Yazan: Gubaz ÇİBARİSİ. www.lazuri.com
HEMŞİNLİLER
Rize ili genel hatlarıyla 3 kısma ayrılır:
1. Hemşin-Çamlıhemşin hattı
2. Hemşin’in doğusu
3. Hemşin’in batısı
Hemşin’in doğusu Pazar ilçesinden başlar, burası Lazca konuşulan bölgedir. Hemşin-Çamlıhemşin’de ise Ermenice’den çokça kelime alıntısı yapılmış, Lazca ve Gürcüce karışmış değişik aksanlı bir Türkçe konuşulur. Trabzon il sınırından Hemşin’e kadar uzanan batı kısım da ise Türkçe konuşulmaktadır.

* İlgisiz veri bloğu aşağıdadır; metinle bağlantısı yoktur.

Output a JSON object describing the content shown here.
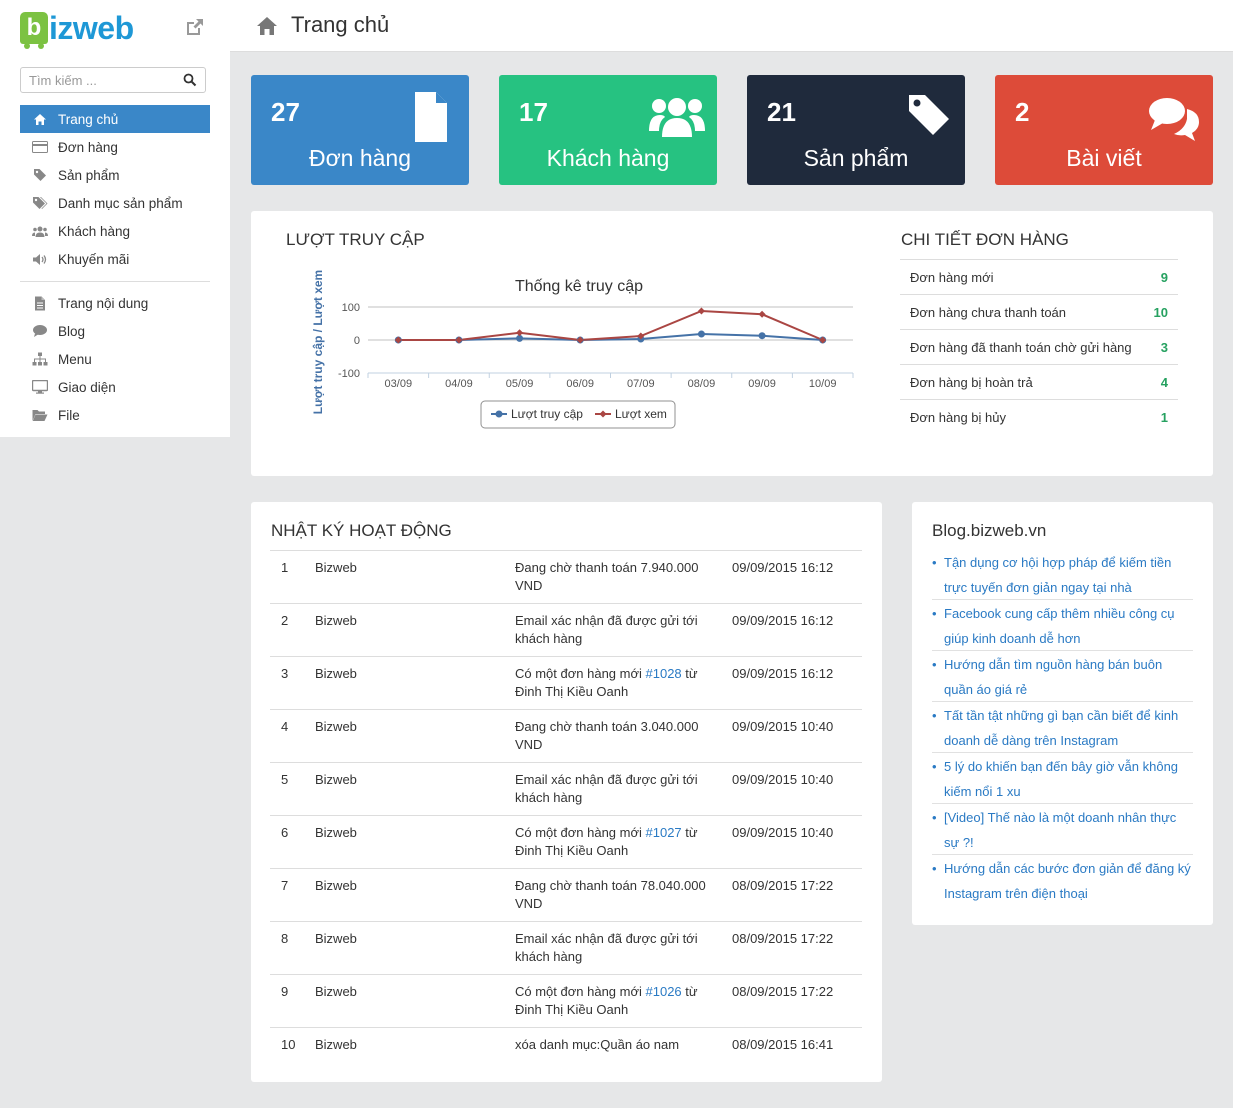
{
  "brand": {
    "logo_letter": "b",
    "logo_text": "izweb"
  },
  "search": {
    "placeholder": "Tìm kiếm ..."
  },
  "sidebar": {
    "group1": [
      {
        "label": "Trang chủ",
        "icon": "home-icon",
        "active": true
      },
      {
        "label": "Đơn hàng",
        "icon": "credit-card-icon"
      },
      {
        "label": "Sản phẩm",
        "icon": "tag-icon"
      },
      {
        "label": "Danh mục sản phẩm",
        "icon": "tags-icon"
      },
      {
        "label": "Khách hàng",
        "icon": "users-icon"
      },
      {
        "label": "Khuyến mãi",
        "icon": "volume-icon"
      }
    ],
    "group2": [
      {
        "label": "Trang nội dung",
        "icon": "file-icon"
      },
      {
        "label": "Blog",
        "icon": "comment-icon"
      },
      {
        "label": "Menu",
        "icon": "sitemap-icon"
      },
      {
        "label": "Giao diện",
        "icon": "desktop-icon"
      },
      {
        "label": "File",
        "icon": "folder-open-icon"
      }
    ]
  },
  "header": {
    "title": "Trang chủ"
  },
  "stats": [
    {
      "value": "27",
      "label": "Đơn hàng",
      "icon": "file-icon",
      "color": "#3a87c8"
    },
    {
      "value": "17",
      "label": "Khách hàng",
      "icon": "users-icon",
      "color": "#26c281"
    },
    {
      "value": "21",
      "label": "Sản phẩm",
      "icon": "tag-icon",
      "color": "#1f2a3c"
    },
    {
      "value": "2",
      "label": "Bài viết",
      "icon": "comments-icon",
      "color": "#dd4b39"
    }
  ],
  "visits_panel": {
    "title": "LƯỢT TRUY CẬP"
  },
  "chart_data": {
    "type": "line",
    "title": "Thống kê truy cập",
    "ylabel": "Lượt truy cập / Lượt xem",
    "xlabel": "",
    "categories": [
      "03/09",
      "04/09",
      "05/09",
      "06/09",
      "07/09",
      "08/09",
      "09/09",
      "10/09"
    ],
    "yticks": [
      "100",
      "0",
      "-100"
    ],
    "ylim": [
      -100,
      100
    ],
    "series": [
      {
        "name": "Lượt truy cập",
        "color": "#4572a7",
        "values": [
          0,
          0,
          5,
          0,
          3,
          18,
          13,
          0
        ]
      },
      {
        "name": "Lượt xem",
        "color": "#aa4643",
        "values": [
          0,
          0,
          22,
          0,
          12,
          88,
          78,
          0
        ]
      }
    ],
    "legend": "bottom-center"
  },
  "order_details": {
    "title": "CHI TIẾT ĐƠN HÀNG",
    "rows": [
      {
        "label": "Đơn hàng mới",
        "value": "9"
      },
      {
        "label": "Đơn hàng chưa thanh toán",
        "value": "10"
      },
      {
        "label": "Đơn hàng đã thanh toán chờ gửi hàng",
        "value": "3"
      },
      {
        "label": "Đơn hàng bị hoàn trả",
        "value": "4"
      },
      {
        "label": "Đơn hàng bị hủy",
        "value": "1"
      }
    ]
  },
  "activity": {
    "title": "NHẬT KÝ HOẠT ĐỘNG",
    "rows": [
      {
        "n": "1",
        "user": "Bizweb",
        "pre": "Đang chờ thanh toán 7.940.000 VND",
        "link": "",
        "post": "",
        "time": "09/09/2015 16:12"
      },
      {
        "n": "2",
        "user": "Bizweb",
        "pre": "Email xác nhận đã được gửi tới khách hàng",
        "link": "",
        "post": "",
        "time": "09/09/2015 16:12"
      },
      {
        "n": "3",
        "user": "Bizweb",
        "pre": "Có một đơn hàng mới ",
        "link": "#1028",
        "post": " từ Đinh Thị Kiều Oanh",
        "time": "09/09/2015 16:12"
      },
      {
        "n": "4",
        "user": "Bizweb",
        "pre": "Đang chờ thanh toán 3.040.000 VND",
        "link": "",
        "post": "",
        "time": "09/09/2015 10:40"
      },
      {
        "n": "5",
        "user": "Bizweb",
        "pre": "Email xác nhận đã được gửi tới khách hàng",
        "link": "",
        "post": "",
        "time": "09/09/2015 10:40"
      },
      {
        "n": "6",
        "user": "Bizweb",
        "pre": "Có một đơn hàng mới ",
        "link": "#1027",
        "post": " từ Đinh Thị Kiều Oanh",
        "time": "09/09/2015 10:40"
      },
      {
        "n": "7",
        "user": "Bizweb",
        "pre": "Đang chờ thanh toán 78.040.000 VND",
        "link": "",
        "post": "",
        "time": "08/09/2015 17:22"
      },
      {
        "n": "8",
        "user": "Bizweb",
        "pre": "Email xác nhận đã được gửi tới khách hàng",
        "link": "",
        "post": "",
        "time": "08/09/2015 17:22"
      },
      {
        "n": "9",
        "user": "Bizweb",
        "pre": "Có một đơn hàng mới ",
        "link": "#1026",
        "post": " từ Đinh Thị Kiều Oanh",
        "time": "08/09/2015 17:22"
      },
      {
        "n": "10",
        "user": "Bizweb",
        "pre": "xóa danh mục:Quần áo nam",
        "link": "",
        "post": "",
        "time": "08/09/2015 16:41"
      }
    ]
  },
  "blog": {
    "title": "Blog.bizweb.vn",
    "items": [
      "Tận dụng cơ hội hợp pháp để kiếm tiền trực tuyến đơn giản ngay tại nhà",
      "Facebook cung cấp thêm nhiều công cụ giúp kinh doanh dễ hơn",
      "Hướng dẫn tìm nguồn hàng bán buôn quần áo giá rẻ",
      "Tất tần tật những gì bạn cần biết để kinh doanh dễ dàng trên Instagram",
      "5 lý do khiến bạn đến bây giờ vẫn không kiếm nổi 1 xu",
      "[Video] Thế nào là một doanh nhân thực sự ?!",
      "Hướng dẫn các bước đơn giản để đăng ký Instagram trên điện thoại"
    ]
  }
}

Kendisini "Hemşinli" adı altında tanımlayanlar Hemşin ve Çamlıhemşin (Rize) ile Borçka ve Hopa (Artvin) ilçelerinde yaşayan Ermenice’den köken alan bir dil konuşan Müslümanlardır. Hemşinliler kendilerini Türk, Gürcü ve Laz olarak kabul etmezler. Hatta Lazlar’la diyaloglarının iyi olmadığını söylerler. O bölgede yaşayan geçmişte Ermenistan ile ilişkisi olan Ermeniler olduğunu sanırsınız. Fakat Hemşinliler tam anlamı ile Ermeni olduklarını da kabul etmezler. Israrla ama ısrarla “biz Hemşinliyiz” demektedirler.

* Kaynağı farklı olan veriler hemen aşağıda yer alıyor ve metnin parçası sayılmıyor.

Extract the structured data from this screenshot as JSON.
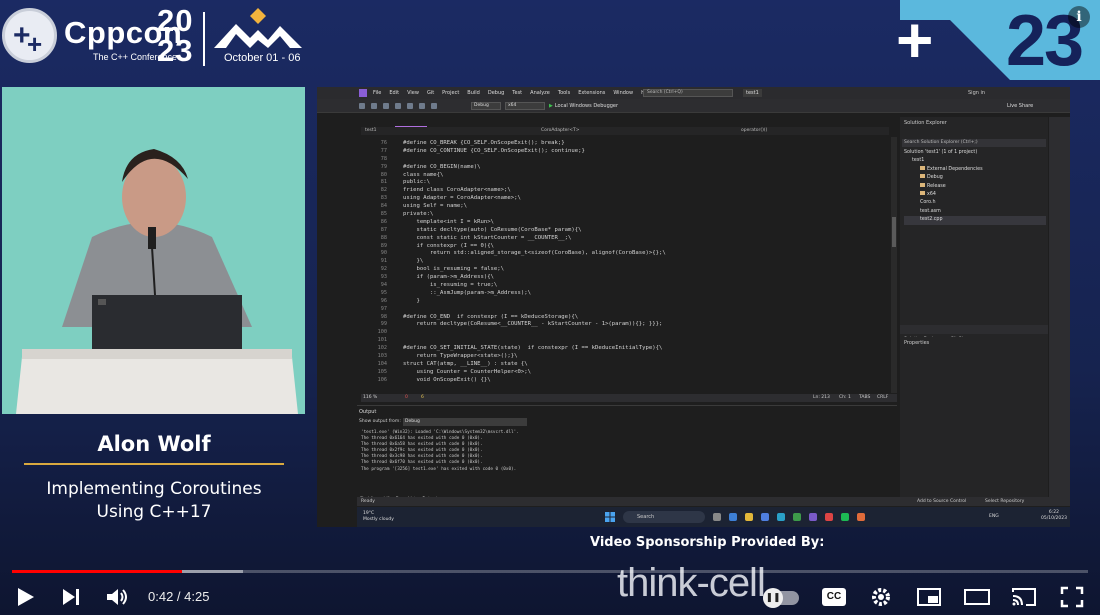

Karadeniz’in çeşitli özelliklerini inceleyen araştırmacıların da ilgisini çeken Hemşinlileri araştırmacılar iki guruba ayırarak inceliyor. 1) Batı Grubu 2) Doğu Grubu.

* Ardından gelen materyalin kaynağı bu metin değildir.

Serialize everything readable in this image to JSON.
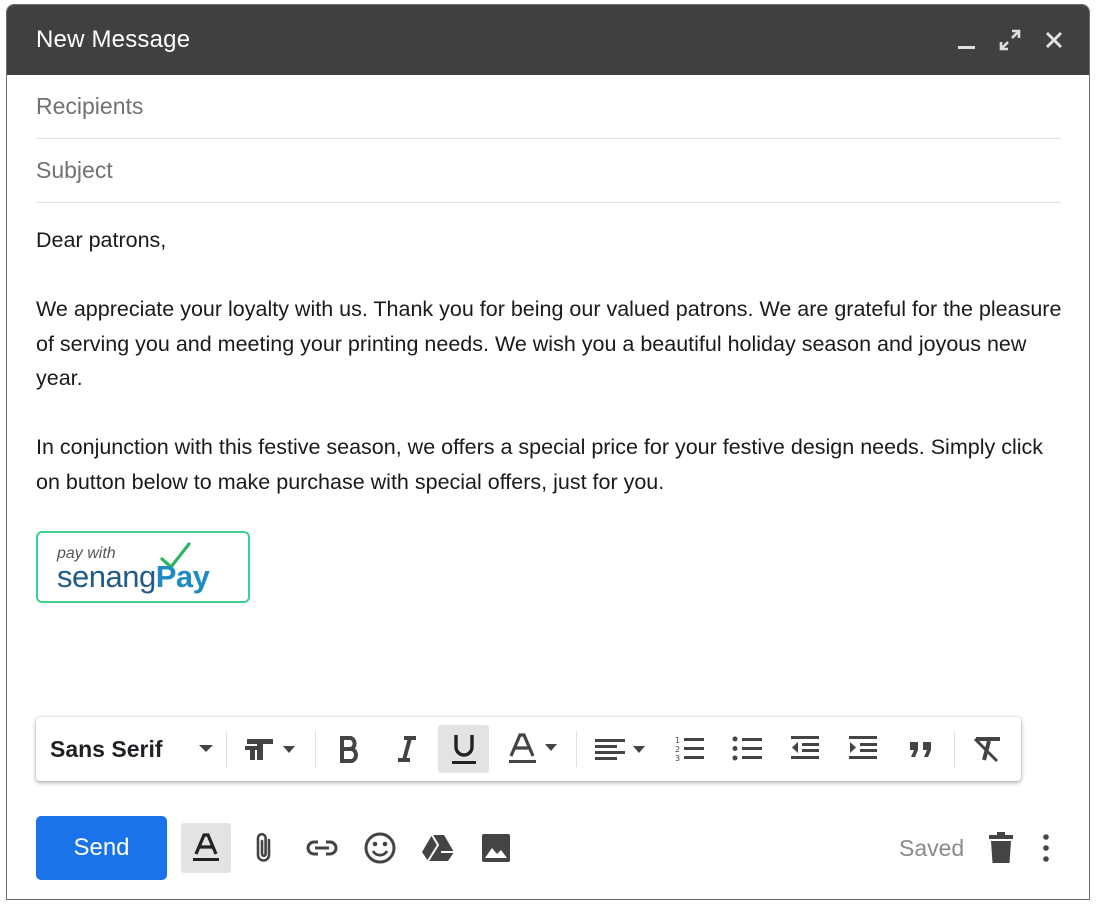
{
  "window": {
    "title": "New Message",
    "controls": [
      "minimize-icon",
      "expand-icon",
      "close-icon"
    ]
  },
  "recipients": {
    "placeholder": "Recipients",
    "value": ""
  },
  "subject": {
    "placeholder": "Subject",
    "value": ""
  },
  "body": {
    "greeting": "Dear patrons,",
    "paragraph1": "We appreciate your loyalty with us. Thank you for being our valued patrons. We are grateful for the pleasure of serving you and meeting your printing needs. We wish you a beautiful holiday season and joyous new year.",
    "paragraph2": "In conjunction with this festive season, we offers a special price for your festive design needs. Simply click on button below to make purchase with special offers, just for you."
  },
  "pay_button": {
    "small_text": "pay with",
    "brand_part1": "senang",
    "brand_part2": "Pay",
    "colors": {
      "border": "#3ecf8e",
      "senang": "#1f5c87",
      "pay": "#1e8bc3",
      "check": "#2fb560"
    }
  },
  "formatting_toolbar": {
    "font_family": "Sans Serif",
    "items": [
      "text-size-icon",
      "bold-icon",
      "italic-icon",
      "underline-icon",
      "text-color-icon",
      "align-icon",
      "numbered-list-icon",
      "bulleted-list-icon",
      "indent-less-icon",
      "indent-more-icon",
      "quote-icon",
      "remove-formatting-icon"
    ],
    "active": "underline-icon"
  },
  "bottom_bar": {
    "send_label": "Send",
    "saved_label": "Saved",
    "tools": [
      "formatting-options-icon",
      "attach-icon",
      "link-icon",
      "emoji-icon",
      "drive-icon",
      "photo-icon",
      "trash-icon",
      "more-options-icon"
    ]
  },
  "colors": {
    "titlebar": "#404040",
    "send": "#1a73e8"
  }
}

1) Batı Gurubu denilince Rize bölgesi anlaşılmaktadır. Rize bölgesinde şive farklı olmakla birlikte Türkçe konuşulmaktadır. Ancak yaşlılar Hemşince bilmektedir. Batı Hemşinliler olarak adlandırılan grup Çamlıhemşin ve Hemşin'in yüksek kesimlerinde yaşayan ve bir etnik kimliği temsil eden halkdır. Komşuları Lazlar da bu Hemşinlilere Armeni derler. Bölgede kendini Ermeni kabul eden yoktur. Sadece birbiri ile ihtilafta veya yöredeki Lazlar’la kavga sırasında birbirine kızdıklarında “Pis Ermeni” veya “Ermeni dölü” “kalın kaburgalı Ermeni” kavramları küfür olarak çok seyrekte olsa kullanılmaktadır. Ne var ki artık Lazlar ve Hemşinliler arasında bu denli yaygın söylenişler kalmamıştır. Rekabet de yavaş yavaş ortadan kalkmış, birbirlerine kız alıp vermeyen ve düşman olan iki toplum artık daha samimi olmuştur. Lazların çay tarımı için Hemşin'in dağ köylerine gelmesi iki halkı birbirine yakınlaştırmıştır. Hemşin üzerine araştırma yapmış olan birçok yazar, Batı grubu Hemşinlilerinin tamamen Türkleştiğini ve Ermeniliği reddettiğini söylemektedir. Günümüzde Batı Hemşinliler, içinde Ermenice kelimelerin de bulunduğu değişik aksanlı bir Türkçe konuşmaktadırlar. Batı Grubu Hemşinlileri arasında Vartavar (Hemşin'de Vartevor deniliyor), Hodoç gibi Ermeni gelenekleri ve şenliklerini bulunmaktadır. Batı Grubu Hemşinlilerini, Doğu Grubu'ndan ayıran en önemli özelliği Hemşince’yi kullanmamaları dışında, kimlikleri haline gelen pastacılık ve fırıncılık meslekleridir.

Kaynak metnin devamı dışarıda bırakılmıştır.